The workload is nonstop. His cell phone rings off the hook. And, clinicians stop into the cramped room by the dozens. Hours go by.
It’s now about 10 pm during the heart of Halloween eve. Clinicians continue to bombard the poor resident throughout the evening. A final large bolus of clinicians stops by to see another imaging study. They finally leave. After all this activity, the resident didn’t have a moment to himself to dictate any of the cases on the PACS system.
Now that everyone left the room, he thinks he has the time he needs to get all the dictations out for the morning’s attending. He can’t take another interruption. Suddenly, with frustration peaking, he slams the door and yells, “I can’t take it anymore!” There are a loud bang and a click. The room falls silent.
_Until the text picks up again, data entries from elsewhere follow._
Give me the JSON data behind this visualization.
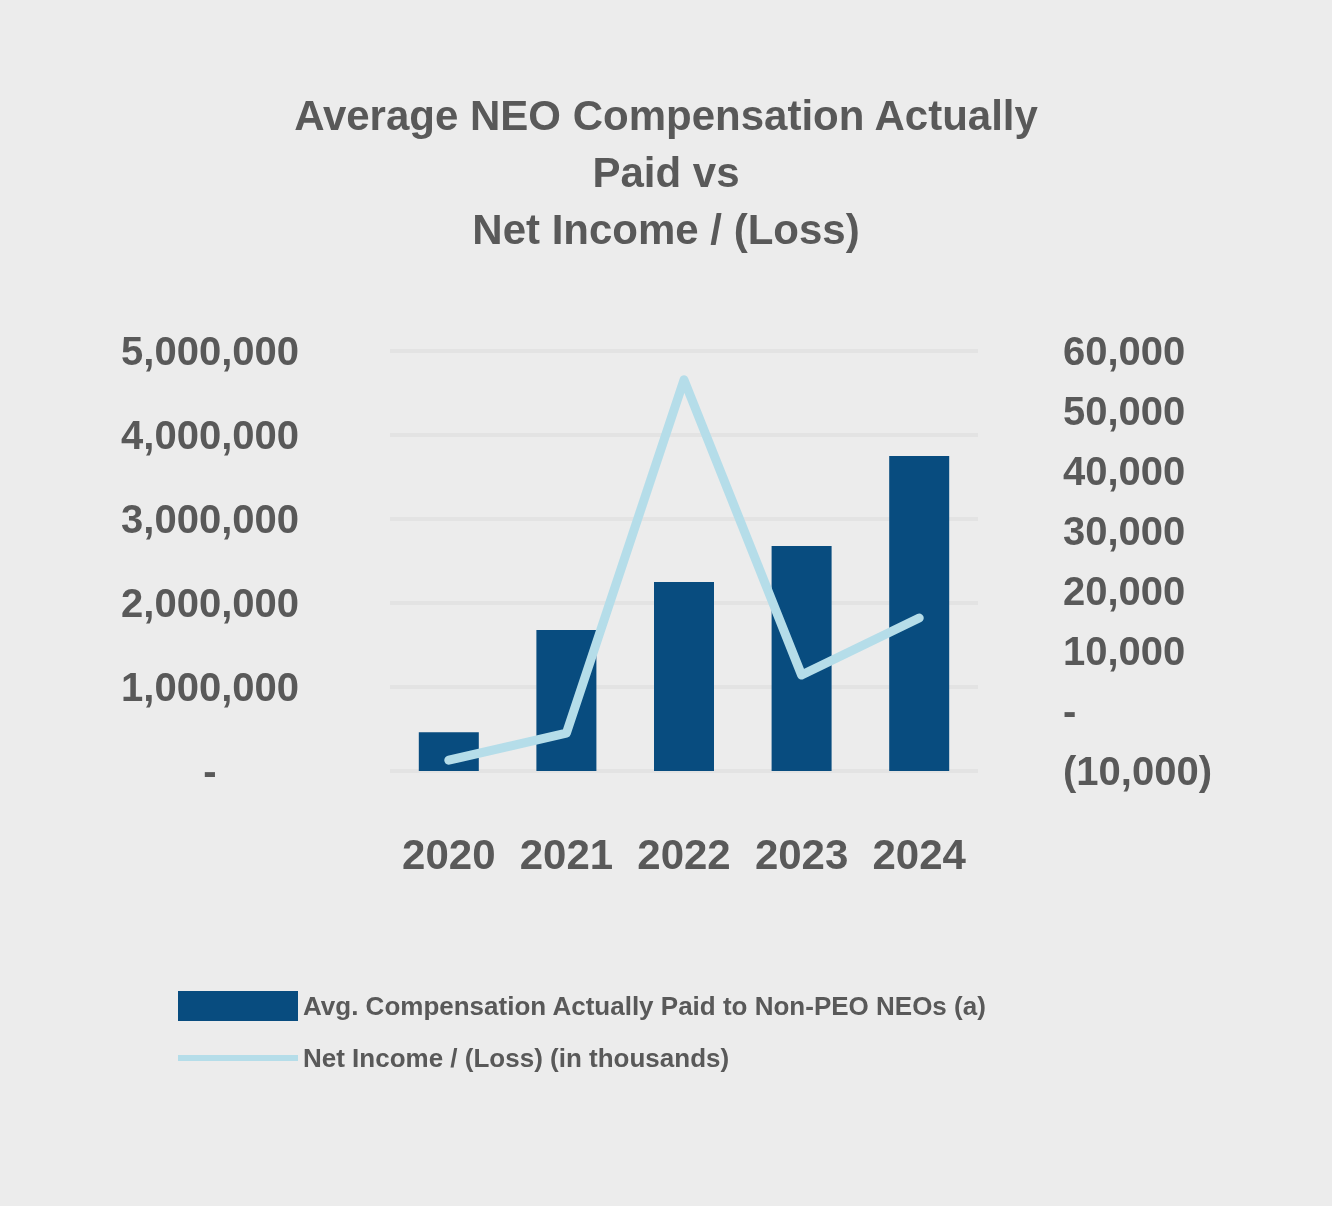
{
  "chart_data": {
    "type": "bar",
    "title": "Average NEO Compensation Actually\nPaid vs\nNet Income / (Loss)",
    "categories": [
      "2020",
      "2021",
      "2022",
      "2023",
      "2024"
    ],
    "series": [
      {
        "name": "Avg. Compensation Actually Paid to Non-PEO NEOs (a)",
        "color": "#084c7f",
        "values": [
          460000,
          1680000,
          2250000,
          2680000,
          3750000
        ]
      },
      {
        "name": "Net Income / (Loss) (in thousands)",
        "type": "line",
        "axis": "y2",
        "color": "#b5dde9",
        "values": [
          -8200,
          -3700,
          55200,
          6000,
          15500
        ]
      }
    ],
    "ylim": [
      0,
      5000000
    ],
    "yticks": [
      {
        "value": 0,
        "label": "-"
      },
      {
        "value": 1000000,
        "label": "1,000,000"
      },
      {
        "value": 2000000,
        "label": "2,000,000"
      },
      {
        "value": 3000000,
        "label": "3,000,000"
      },
      {
        "value": 4000000,
        "label": "4,000,000"
      },
      {
        "value": 5000000,
        "label": "5,000,000"
      }
    ],
    "y2lim": [
      -10000,
      60000
    ],
    "y2ticks": [
      {
        "value": -10000,
        "label": "(10,000)"
      },
      {
        "value": 0,
        "label": "-"
      },
      {
        "value": 10000,
        "label": "10,000"
      },
      {
        "value": 20000,
        "label": "20,000"
      },
      {
        "value": 30000,
        "label": "30,000"
      },
      {
        "value": 40000,
        "label": "40,000"
      },
      {
        "value": 50000,
        "label": "50,000"
      },
      {
        "value": 60000,
        "label": "60,000"
      }
    ],
    "grid": "y",
    "legend": "bottom",
    "marker": "none",
    "line_style": "solid"
  }
}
Rushing through the next ten CT scans in the cramped room, he notices something unusual. No one comes in or out the door. He dismisses the issue and continues to run through the next ten CT scans. Still not a peep. It’s just his voice and the computer dictaphone.
Exhausted from dictating so many CT scans, he rises from his chair to stretch his legs. He realizes that he wants a breath of fresh air. Slowly, he attempts to turn the doorknob and pull the door. Nothing happens. He tries again. No movement.
No big deal. He decides to get out his cell phone to call security to get him out of the reading room. As he attempts to turn the iPhone on with his fingerprint, nothing happens. The battery must have run out after being in his pocket for all these hours in a lead-lined room and all the phone calls he had to make.
Now he begins to furiously bang on the door. No response. Nothing. How can anyone hear him in this lead-lined tiny room?
He begins to feel hot as the air is stagnant. There is no temperature control. Now sweating like a banshee, beads drip onto the floor from his forehead. Claustrophobia sets in. Feels like a coffin. He can’t breathe. Eyes roll to the back of his head as he slumps down in the seat. Everything appears blurry. The room is moving back and forth. He finally settles down, now unconscious.
Floating upward, he is looking at his body slumped in his seat not breathing. The rest of the night’s CT scans not dictated. Clock on the wall says 8 AM. The door is finally jiggling. A security guard opens the door, not even taken aback by the ghastly sight of the dead resident. He begins to wrap up the body in a plastic bag and thinks Another resident killed by Halloween call. No one will know the difference. Just like the other residents always say- residents are “killed” on call. It happens every year!